Why this kernel produces incoherent stores
__global__ void reverseArrayBlock(int *d_out, int *d_in)
{
int inOffset = blockDim.x * blockIdx.x;
int outOffset = blockDim.x * (gridDim.x - 1 - blockIdx.x);
int in = inOffset + threadIdx.x;
int out = outOffset + (blockDim.x - 1 - threadIdx.x);
d_out[out] = d_in[in];
}
and this one doesn’t
__global__ void reverseArrayBlock(int *d_out, int *d_in)
{
extern __shared__ int s_data[];
int inOffset = blockDim.x * blockIdx.x;
int in = inOffset + threadIdx.x;
// Load one element per thread from device memory and store it
// *in reversed order* into temporary shared memory
s_data[blockDim.x - 1 - threadIdx.x] = d_in[in];
// Block until all threads in the block have written their data to shared mem
__syncthreads();
// write the data from shared memory in forward order,
// but to the reversed block offset as before
int outOffset = blockDim.x * (gridDim.x - 1 - blockIdx.x);
int out = outOffset + threadIdx.x;
d_out[out] = s_data[threadIdx.x];
}
I’m aware that second one is using shared memory. But when I look at indicies of d_out they seem to be the same in both kernel. Would you help me to understand this?
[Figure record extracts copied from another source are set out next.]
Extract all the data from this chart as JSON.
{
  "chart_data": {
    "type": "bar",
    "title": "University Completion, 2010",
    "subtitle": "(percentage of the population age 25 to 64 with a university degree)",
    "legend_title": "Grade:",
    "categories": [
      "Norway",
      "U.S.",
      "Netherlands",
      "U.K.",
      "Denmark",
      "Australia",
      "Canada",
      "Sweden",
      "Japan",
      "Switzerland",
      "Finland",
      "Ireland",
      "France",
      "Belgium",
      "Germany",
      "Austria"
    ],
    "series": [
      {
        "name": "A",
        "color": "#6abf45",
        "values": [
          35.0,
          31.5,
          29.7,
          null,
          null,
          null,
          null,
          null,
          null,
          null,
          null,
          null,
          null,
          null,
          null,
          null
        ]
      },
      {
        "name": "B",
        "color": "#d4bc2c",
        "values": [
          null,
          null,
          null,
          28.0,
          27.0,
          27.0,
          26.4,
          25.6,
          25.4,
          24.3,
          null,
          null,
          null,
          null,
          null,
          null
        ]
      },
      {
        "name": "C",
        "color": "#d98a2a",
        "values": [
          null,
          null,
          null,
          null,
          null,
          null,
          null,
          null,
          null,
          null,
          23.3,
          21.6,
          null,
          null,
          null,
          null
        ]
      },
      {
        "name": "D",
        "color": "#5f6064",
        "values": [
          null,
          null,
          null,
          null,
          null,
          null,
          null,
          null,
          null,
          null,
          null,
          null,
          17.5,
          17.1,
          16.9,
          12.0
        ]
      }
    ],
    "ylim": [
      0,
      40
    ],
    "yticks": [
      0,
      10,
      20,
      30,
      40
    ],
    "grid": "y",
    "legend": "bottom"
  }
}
Coalescing requires that the addresses follow a “base + tid” pattern within a warp, where tid is short for the thread index. In other words, as tid increases, so does the address. Your comment calls this “forward order”. In the first kernel, addresses are generated such that as tid increases, the address decreases, i.e. the accesses are in “backward order”.